Tropical geometry and weighted lattices
Petros Maragos
FNational Technical University of Athens
We present advances on extending the max-plus or min-plus algebraic structure of tropical geometry by using weighted lattices and a max-* algebra with an arbitrary binary operation * that distributes over max or min. The envisioned application areas include geometry, image analysis, optimization and learning. Further, we generalize some tropical geometrical objects using weighted lattices. For example, we outline the optimal solution of max-* equations using weighted lattice adjunctions, and apply it to optimal regression for fitting max-* tropical curves on arbitrary data.
A Tropical Approach to Neural Networks with Piecewise Linear Activations
Vasileios Charisopoulos
Cornell University
This talk revisits the problem of counting the regions of linearity of piecewise linear neural networks.
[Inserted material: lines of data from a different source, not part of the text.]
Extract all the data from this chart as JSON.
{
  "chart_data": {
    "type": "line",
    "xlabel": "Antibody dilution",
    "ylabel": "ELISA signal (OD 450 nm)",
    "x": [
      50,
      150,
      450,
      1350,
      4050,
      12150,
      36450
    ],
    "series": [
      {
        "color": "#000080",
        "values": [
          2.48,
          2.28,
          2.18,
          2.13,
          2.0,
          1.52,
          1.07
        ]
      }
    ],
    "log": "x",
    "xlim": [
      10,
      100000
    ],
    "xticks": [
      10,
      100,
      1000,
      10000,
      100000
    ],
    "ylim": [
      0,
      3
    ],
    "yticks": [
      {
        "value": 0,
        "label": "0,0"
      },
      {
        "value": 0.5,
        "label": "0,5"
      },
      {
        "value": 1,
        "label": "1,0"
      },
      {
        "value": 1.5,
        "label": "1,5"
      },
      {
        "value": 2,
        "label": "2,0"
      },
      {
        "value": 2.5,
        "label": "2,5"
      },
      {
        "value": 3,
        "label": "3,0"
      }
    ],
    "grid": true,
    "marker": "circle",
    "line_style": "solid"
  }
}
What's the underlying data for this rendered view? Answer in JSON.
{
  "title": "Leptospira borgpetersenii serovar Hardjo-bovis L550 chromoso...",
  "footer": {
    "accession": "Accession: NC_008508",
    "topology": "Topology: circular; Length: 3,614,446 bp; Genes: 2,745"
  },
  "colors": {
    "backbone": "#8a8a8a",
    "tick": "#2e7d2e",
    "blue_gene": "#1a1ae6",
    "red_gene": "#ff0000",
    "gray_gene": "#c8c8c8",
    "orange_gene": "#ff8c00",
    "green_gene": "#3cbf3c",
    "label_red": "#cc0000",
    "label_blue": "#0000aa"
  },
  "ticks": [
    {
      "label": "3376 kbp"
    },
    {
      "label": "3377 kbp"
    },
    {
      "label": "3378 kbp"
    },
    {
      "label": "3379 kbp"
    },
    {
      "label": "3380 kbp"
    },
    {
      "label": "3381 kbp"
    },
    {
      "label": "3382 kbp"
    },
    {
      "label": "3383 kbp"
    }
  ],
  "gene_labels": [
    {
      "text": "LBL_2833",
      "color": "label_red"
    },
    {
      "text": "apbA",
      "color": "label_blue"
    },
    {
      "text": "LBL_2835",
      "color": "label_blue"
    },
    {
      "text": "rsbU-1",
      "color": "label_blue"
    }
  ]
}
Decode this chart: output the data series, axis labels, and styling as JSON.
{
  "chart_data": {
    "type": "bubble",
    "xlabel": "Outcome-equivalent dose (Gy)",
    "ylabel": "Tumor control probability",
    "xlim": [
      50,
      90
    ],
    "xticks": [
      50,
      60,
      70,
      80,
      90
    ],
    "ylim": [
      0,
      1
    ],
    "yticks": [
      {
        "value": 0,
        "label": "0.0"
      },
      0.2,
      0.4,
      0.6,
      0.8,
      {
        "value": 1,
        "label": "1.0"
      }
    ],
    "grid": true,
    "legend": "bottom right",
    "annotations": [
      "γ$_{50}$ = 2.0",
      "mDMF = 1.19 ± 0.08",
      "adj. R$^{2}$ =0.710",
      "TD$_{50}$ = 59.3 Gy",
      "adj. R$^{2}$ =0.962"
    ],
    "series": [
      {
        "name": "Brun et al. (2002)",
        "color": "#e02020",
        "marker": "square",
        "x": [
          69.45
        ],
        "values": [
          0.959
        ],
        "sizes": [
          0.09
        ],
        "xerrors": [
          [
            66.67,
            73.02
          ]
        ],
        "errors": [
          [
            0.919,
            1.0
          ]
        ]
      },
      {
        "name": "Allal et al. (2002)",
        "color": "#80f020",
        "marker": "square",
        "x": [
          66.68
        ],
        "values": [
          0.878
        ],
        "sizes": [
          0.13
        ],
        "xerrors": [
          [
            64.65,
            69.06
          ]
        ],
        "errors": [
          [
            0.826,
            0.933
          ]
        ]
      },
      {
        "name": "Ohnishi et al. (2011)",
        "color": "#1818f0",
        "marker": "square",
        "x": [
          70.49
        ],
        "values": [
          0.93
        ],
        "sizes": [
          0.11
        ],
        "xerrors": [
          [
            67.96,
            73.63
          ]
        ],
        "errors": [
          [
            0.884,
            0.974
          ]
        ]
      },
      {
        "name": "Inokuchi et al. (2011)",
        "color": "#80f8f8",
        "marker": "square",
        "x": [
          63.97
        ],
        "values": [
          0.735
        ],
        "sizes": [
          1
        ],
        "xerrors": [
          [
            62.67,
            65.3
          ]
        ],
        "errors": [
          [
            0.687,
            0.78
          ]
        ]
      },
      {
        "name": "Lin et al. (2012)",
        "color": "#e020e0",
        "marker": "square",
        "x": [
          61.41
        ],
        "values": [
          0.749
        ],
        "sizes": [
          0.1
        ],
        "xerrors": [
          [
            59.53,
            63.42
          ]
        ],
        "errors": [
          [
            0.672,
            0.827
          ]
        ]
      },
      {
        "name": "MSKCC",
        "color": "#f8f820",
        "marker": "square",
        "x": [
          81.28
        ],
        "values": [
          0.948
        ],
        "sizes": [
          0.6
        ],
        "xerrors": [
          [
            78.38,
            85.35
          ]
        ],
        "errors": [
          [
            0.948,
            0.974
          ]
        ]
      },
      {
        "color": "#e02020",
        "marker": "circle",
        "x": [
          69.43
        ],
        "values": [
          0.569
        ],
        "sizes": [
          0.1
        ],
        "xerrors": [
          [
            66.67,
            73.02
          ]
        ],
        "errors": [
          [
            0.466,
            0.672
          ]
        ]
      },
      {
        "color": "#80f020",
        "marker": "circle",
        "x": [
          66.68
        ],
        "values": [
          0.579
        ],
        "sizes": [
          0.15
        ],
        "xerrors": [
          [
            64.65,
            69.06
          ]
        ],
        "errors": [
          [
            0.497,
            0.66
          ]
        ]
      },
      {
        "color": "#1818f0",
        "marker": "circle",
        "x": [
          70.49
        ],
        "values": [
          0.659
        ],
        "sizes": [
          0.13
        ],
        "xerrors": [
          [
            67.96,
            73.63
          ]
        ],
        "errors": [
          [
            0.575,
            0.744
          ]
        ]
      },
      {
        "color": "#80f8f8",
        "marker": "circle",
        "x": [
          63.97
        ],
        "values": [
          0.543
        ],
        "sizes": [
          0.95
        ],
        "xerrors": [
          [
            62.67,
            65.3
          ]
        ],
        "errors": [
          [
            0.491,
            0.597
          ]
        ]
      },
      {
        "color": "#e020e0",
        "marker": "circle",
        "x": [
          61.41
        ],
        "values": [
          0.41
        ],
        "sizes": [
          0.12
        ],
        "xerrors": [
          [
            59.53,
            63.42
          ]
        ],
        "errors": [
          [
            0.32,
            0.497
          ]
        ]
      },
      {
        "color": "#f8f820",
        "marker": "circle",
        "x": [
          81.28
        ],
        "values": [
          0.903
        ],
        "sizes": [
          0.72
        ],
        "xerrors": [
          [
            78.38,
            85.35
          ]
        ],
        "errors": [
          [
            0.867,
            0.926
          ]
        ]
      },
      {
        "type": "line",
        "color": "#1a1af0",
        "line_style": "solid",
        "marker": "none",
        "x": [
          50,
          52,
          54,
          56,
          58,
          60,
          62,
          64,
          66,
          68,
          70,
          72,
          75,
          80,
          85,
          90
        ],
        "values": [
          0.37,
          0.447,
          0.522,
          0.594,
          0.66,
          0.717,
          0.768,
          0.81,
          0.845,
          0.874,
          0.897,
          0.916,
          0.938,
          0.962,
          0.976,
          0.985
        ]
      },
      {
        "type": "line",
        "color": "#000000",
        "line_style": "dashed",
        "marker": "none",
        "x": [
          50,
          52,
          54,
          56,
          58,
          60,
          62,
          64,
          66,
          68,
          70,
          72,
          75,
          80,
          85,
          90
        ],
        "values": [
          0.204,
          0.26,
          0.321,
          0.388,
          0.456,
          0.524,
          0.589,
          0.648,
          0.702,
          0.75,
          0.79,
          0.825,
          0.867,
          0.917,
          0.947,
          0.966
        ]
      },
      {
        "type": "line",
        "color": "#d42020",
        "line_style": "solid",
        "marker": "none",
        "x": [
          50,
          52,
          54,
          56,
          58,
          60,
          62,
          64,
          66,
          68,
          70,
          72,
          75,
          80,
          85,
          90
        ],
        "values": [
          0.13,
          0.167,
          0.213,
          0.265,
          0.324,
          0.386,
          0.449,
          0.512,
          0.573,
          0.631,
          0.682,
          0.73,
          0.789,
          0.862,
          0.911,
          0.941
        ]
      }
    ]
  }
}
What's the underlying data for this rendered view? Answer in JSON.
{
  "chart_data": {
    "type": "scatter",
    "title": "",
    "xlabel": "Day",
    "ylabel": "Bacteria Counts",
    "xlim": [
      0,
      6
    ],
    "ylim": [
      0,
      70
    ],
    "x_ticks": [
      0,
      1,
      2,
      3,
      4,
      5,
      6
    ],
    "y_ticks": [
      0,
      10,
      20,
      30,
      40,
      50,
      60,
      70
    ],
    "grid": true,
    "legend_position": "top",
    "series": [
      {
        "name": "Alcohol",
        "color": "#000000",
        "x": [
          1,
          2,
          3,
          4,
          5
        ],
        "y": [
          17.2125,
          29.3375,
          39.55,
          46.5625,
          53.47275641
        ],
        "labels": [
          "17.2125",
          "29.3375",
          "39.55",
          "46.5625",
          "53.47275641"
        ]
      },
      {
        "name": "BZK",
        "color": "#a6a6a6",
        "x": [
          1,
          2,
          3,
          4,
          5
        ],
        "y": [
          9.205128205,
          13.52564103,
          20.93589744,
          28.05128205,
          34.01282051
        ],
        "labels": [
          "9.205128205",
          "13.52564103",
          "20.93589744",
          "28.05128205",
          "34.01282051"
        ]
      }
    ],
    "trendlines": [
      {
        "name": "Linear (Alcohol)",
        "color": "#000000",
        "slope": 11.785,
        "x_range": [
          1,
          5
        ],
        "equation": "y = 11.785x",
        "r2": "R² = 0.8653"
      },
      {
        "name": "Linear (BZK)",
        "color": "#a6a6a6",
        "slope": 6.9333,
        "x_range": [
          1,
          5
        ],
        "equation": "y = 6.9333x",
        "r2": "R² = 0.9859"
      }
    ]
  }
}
We treat layers of neural networks with piecewise linear activations as tropical signomials, which generalize polynomials in the so-called (max, +) or "tropical" algebra to the case of real-valued exponents. Motivated by the discussion in (Montufar et. al, 2014), this approach enables us to recover tight bounds on linear regions of layers with ReLU / leaky ReLU activations, as well as bounds for layers with arbitrary convex, piecewise linear activations.
Our approach crucially relies on exploiting a correspondence between regions of linearity and vertices of Newton polytopes, which also enables us to design a randomized method for counting linear regions in practice. This algorithm relies on sampling vertices and places no restrictions on the range of inputs of the neural network, avoiding the overhead of existing exact approaches which rely on solving a large number of linear or mixed-integer programs. Moreover, it extends beyond rectifier networks.
The results presented in the talk are joint work with Petros Maragos.